Sunday, May 14, 2006

What a loser!

For the last two weeks, I've been getting up early to work. I've had too many papers to grade and too little time during the day to do it. So I sneak in unimaginable hours at 3 in the morning. It's been very exhausting and in the last week, my body was showing the physical signs of protest. There was the diarrhoea every night (no other time of day, just at night, before I go to bed, as if my body was begging me to take the night off, please- of course, I didn't heed it and it went on for a week). There was the rash (a little zit outbreak on my shoulders and my collar bones). There was the great internal imbalance (dizziness, aimed at keeping me in bed the entire morning because everytime I stood up, the floor moved on another plane) and the mother of all, great and overwhelming nausea that saw everything in reverse projectile, causing Packrat to think it was something else. But no, purely psychosomatic. Nothing hormonal about it. Just plain ol' exhaustion cranked up several notches.

Well, as of yesterday morning, I'm done with the grading of the papers. And all my physical ailments quietly snuck out the back door without my knowing. I have a lull period until Tuesday before the mock exams come in, but until then, I have nothing.

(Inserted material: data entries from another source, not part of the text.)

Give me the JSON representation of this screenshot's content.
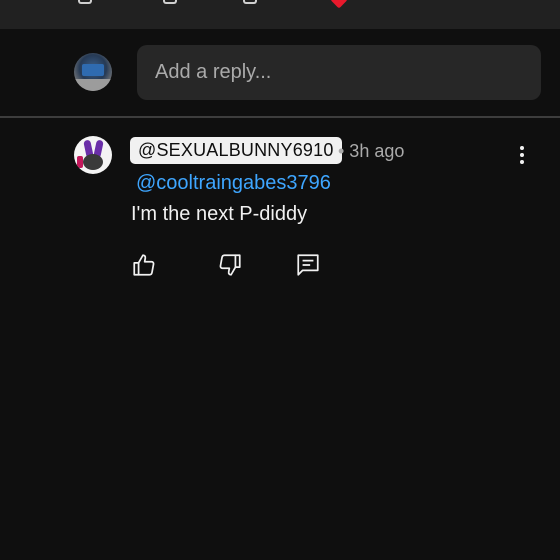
{
  "header": {
    "icons": [
      "thumbs-up-icon",
      "thumbs-down-icon",
      "reply-icon",
      "heart-icon"
    ]
  },
  "reply_box": {
    "placeholder": "Add a reply..."
  },
  "comment": {
    "author": "@SEXUALBUNNY6910",
    "time": "• 3h ago",
    "mention": "@cooltraingabes3796",
    "text": "I'm the next P-diddy",
    "actions": [
      "like",
      "dislike",
      "reply"
    ]
  },
  "colors": {
    "background": "#0f0f0f",
    "input_bg": "#272727",
    "mention": "#3ea6ff",
    "secondary_text": "#aaaaaa",
    "heart": "#e8192c"
  }
}
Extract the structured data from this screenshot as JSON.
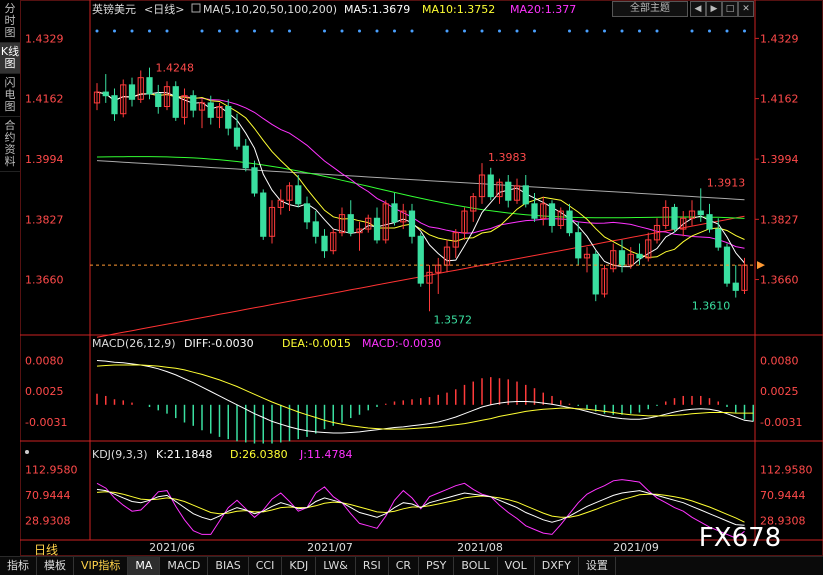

The strange thing is I feel a strange sense of guilt, that I'm not doing anything, that I should be working, but am slacking and therefore should be checked, reprimanded and sent to my table via the do not pass go, do not collect $200 route.

Packrat, of course, thinks I'm insane. But it's not an uncommon feeling. My students tell me all the time that they always feel a little bit lost after a big exam because they are all creatures of habit and all of a sudden, there really isn't much of a habit left. I felt it myself, at the end of honours year, after writing hefty dissertations and then having absolutely nothing to write all of a sudden. Hence, the birth of my first blog- before the term blog was even made popular.

I'm a creature of action. I can't sit still. I can't not do anything. I think if you made me stand still for too long, I'd start to vibrate on the spot. And at the end of the day, very loser lor. Slave to the Confucian slash Protestant work ethic. That's what has got me up at 7.15 on a Sunday morning.

Ondine tossed this thought in at 07:27

1 thoughts...

1 thoughts...

At 12:40 am Blogger Tym said...

Please help my own Confucian slash Protestant work ethic in its deterioration by having coffee with me tomorrow afternoon. Tankyu.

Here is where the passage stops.